A titration of rapid-cycle VNS intensities revealed that reduction of EEG power, slowing of theta rhythm, and reduction in theta–gamma PAC seem to appear at an intensity threshold and then saturate within the range of very few intensity increments. On average, saturation was reached around 300 μA. This observation aligns with a previous observation from our laboratory that VNS at 250 μA was sufficient to reduce cortical excitability [20], while further increases did not yield additional effects. The observation that further increases in stimulation intensity produces no further effects supports the involvement of thick myelinated vagal type A afferents, which generally exhibit a more homogeneous threshold for activation than slowly conducting and less densely myelinated fiber types [34, 35]. Thick myelinated vagal afferents additionally exhibit a threshold for electrical activation similar to that of efferent motor fibers innervating the laryngeal muscle, and laryngeal muscle-evoked potentials have thus been proposed as a marker for effective recruitment of vagal afferents during VNS [36]. Interestingly, a recent study found a median recruitment threshold for the laryngeal muscle-evoked potential of 300 μA [19], which is similar to the intensity where effects of VNS on EEG saturate in the present study. Evidence from dogs further supports that maximal recruitment of thick myelinated vagal afferents is achieved at intensities around 350 μA using pulse widths of 300 μs [35]. Thus, the presented data strongly support that VNS-associated reduction of EEG power is due to recruitment of thickly myelinated A-fibers and that a saturation of A-fiber recruitment likely reflects a saturation of the observed effects on hippocampal EEG at higher VNS intensities. With no further benefit of increasing the stimulation intensity, this suggests that the current approach to adjustment of VNS parameters should be optimized by using noninvasive measurements to estimate A-fiber recruitment. This finding could further suggest that VNS output current only plays a role in effectively recruiting A-fiber afferents, which implies that beyond this point the “stimulation dose” can only be increased by intensifying the duty cycle, such as applying a rapid cycle instead of a standard cycle. Our findings do, indeed, support that intensification of duty cycle constitutes an option to obtain additional efficacy.
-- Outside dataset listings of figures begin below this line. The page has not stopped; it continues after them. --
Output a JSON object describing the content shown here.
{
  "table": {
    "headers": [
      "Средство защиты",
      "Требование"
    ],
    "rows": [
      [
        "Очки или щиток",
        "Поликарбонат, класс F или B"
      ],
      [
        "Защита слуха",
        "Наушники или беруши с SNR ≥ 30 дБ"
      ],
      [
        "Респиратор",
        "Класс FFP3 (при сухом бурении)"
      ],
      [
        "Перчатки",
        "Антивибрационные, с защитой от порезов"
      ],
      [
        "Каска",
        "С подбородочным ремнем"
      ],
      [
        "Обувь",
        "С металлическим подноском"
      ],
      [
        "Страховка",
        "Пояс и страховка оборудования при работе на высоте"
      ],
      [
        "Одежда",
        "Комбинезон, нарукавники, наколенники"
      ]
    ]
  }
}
It should be noted, that the present study assessed effects of VNS in the healthy brain, which motivates attempts to replicate results in an epileptic state, to further correlate observed effects to anticonvulsant efficacy of VNS. In relation to this, it is relevant to assess how concomitant antiepileptic drugs influence the outcomes, as this could give information on the possible synergistic effects of antiepileptic drugs and VNS. Additionally, it is noteworthy that the present study only analyzed acute neurophysiological changes during VNS, while the chronic effects could possibly differ or be more pronounced, as it is well known that VNS efficacy tends to increase over time [1, 6, 37]. Nevertheless, these results stress the importance of re-evaluating the current approach to VNS parameter selection. Using neurophysiological parameters, as in the present study, it may be possible to develop sophisticated algorithms to adapt VNS parameters to a specific desired clinical outcome for given individual patients.